|Date(s):||January 22, 1936 to January 22, 1937|
|Tag(s):||Domestic Slavery, domestic labor|
|Course:||“Human Trafficking: Yesterday and Today,” University of Richmond|
“Sometimes she and Mrs. Moore’s youngest child, a little boy, would fight because it appeared to one that the other was receiving more attention from Mrs. Moore than the other” (5). For most slaves, life was miserable and brutally relentless. However, for Jennie Kendricks her life as a domestic slave was less agonizing than many others.
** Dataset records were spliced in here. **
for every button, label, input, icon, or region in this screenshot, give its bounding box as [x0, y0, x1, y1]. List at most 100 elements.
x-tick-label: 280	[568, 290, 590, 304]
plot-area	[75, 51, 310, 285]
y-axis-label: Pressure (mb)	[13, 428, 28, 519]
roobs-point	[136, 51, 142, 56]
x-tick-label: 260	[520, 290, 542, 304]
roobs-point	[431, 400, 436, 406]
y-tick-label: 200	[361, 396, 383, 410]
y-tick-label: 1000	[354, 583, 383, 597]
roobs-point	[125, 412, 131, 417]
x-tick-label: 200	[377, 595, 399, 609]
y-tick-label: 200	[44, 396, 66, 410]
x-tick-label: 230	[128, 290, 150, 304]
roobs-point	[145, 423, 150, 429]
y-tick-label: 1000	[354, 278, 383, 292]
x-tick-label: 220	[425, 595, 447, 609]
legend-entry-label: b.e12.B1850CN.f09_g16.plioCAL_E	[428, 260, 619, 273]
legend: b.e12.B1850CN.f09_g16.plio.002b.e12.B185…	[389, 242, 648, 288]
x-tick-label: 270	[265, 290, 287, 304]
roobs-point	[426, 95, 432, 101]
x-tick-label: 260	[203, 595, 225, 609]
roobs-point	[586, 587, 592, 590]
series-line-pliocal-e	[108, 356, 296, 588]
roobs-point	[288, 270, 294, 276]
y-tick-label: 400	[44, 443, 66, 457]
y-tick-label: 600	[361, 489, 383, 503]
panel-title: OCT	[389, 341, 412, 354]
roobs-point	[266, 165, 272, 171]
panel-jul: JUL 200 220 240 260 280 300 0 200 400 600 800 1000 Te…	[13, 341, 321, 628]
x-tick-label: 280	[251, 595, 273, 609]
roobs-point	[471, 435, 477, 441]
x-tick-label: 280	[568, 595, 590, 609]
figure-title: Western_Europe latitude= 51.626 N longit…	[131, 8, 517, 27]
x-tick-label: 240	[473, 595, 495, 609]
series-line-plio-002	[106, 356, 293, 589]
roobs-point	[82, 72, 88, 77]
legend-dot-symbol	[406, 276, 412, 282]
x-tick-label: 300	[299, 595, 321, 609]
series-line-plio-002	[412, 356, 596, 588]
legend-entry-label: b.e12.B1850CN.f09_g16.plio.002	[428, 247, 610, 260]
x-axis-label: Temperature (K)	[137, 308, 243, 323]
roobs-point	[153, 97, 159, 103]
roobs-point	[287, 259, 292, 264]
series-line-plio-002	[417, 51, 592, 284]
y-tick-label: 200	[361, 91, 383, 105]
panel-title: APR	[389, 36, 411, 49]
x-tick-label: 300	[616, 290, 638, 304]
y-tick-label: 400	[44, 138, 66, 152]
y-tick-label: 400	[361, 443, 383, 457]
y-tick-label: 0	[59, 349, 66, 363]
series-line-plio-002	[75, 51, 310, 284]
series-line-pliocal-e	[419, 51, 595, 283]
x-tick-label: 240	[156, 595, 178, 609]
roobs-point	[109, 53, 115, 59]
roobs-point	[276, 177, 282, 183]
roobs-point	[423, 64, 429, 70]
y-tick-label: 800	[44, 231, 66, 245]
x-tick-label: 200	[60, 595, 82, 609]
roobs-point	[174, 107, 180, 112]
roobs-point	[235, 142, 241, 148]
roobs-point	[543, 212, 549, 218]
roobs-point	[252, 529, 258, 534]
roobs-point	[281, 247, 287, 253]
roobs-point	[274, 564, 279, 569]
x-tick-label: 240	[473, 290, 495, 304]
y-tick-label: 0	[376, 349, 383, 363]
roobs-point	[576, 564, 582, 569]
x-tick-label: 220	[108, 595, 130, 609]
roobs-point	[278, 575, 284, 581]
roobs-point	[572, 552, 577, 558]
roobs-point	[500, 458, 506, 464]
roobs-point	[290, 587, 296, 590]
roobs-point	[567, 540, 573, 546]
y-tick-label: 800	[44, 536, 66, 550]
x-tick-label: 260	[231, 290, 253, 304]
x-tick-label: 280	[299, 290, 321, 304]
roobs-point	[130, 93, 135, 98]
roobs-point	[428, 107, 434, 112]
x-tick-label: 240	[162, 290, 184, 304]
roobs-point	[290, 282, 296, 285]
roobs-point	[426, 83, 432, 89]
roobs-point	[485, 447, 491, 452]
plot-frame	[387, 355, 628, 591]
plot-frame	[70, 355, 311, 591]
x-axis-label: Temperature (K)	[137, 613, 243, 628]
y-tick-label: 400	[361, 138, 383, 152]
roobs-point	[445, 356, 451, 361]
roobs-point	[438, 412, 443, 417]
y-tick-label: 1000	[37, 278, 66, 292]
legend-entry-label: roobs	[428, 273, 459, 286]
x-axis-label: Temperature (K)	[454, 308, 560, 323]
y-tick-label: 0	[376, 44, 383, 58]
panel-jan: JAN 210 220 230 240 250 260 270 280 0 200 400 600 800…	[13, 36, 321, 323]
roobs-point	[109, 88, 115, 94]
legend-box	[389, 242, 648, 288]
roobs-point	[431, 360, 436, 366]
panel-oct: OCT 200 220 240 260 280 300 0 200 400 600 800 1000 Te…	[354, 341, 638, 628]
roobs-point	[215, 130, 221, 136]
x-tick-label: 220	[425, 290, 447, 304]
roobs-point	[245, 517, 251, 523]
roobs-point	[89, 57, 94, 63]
Jennie was a product of the intricate slave system, but was able to pass her days in the comfort of the Moore household, rather than having the redundant task of tirelessly picking cotton until darkness invades the sky.
Born in 1855 in a small Georgia town, Jennie Kendricks was the oldest of seven children in a family that lived on a large plantation, owned by a non-wealthy white man and his family. Jennie’s grandmother was responsible for cooking all of the meals for the Moore family and all of the other slaves, while the other women and men worked in the fields from sunrise to sunset, picking cotton and corn. As a child, Jennie played with the host family’s children, slowly working towards new responsibilities, until she was old enough to help Mrs. Moore and her daughters with the weaving and threading of the dresses.
Slavery was a spectrum. The relationships between enslaved and enslavers varied greatly, depending on the owner and his or her beliefs. In Jennie’s instance, she received a less strict and violent relationship with her owners, expressing the uncommonness of her situation in her Slave Narrative Project interview during the 1930s. Jennie was allowed to play with the Moore children in a sheltered environment and was allowed to sew with her owner and her daughters. She was given balanced meals and was able to enter the kitchen at any point in the day to grab extras if she pleased. Jennie and her family were able to attend a church every Sunday whose pastor was black. They were also able to receive medical treatment from a doctor who provided medicines and other remedies for all possible injuries and illnesses.
From an outsider’s perspective, Jennie’s experience as a domestic slave appears peculiar, because of the absence of the sexual and physical violence that is present in many other slave and slave owner relationships. Although Jennie lived a less tragic life than most slaves, she was still a product of the slave system and was forced to be a part of one of the most ruthless economic systems in American history. Jennie was fortunate to live with the Moores, as she was never brutally tortured or whipped, and instead was able to live a more comfortable life than other slaves. Until the end of the Civil War, Jennie was forced to live a life that she didn’t want to live, confined to a plantation where her fate depended on her owners. No matter the severity of a slave’s living situation, slavery will always be seen as a complete appropriation of the personal liberties and freedoms of enslaved people.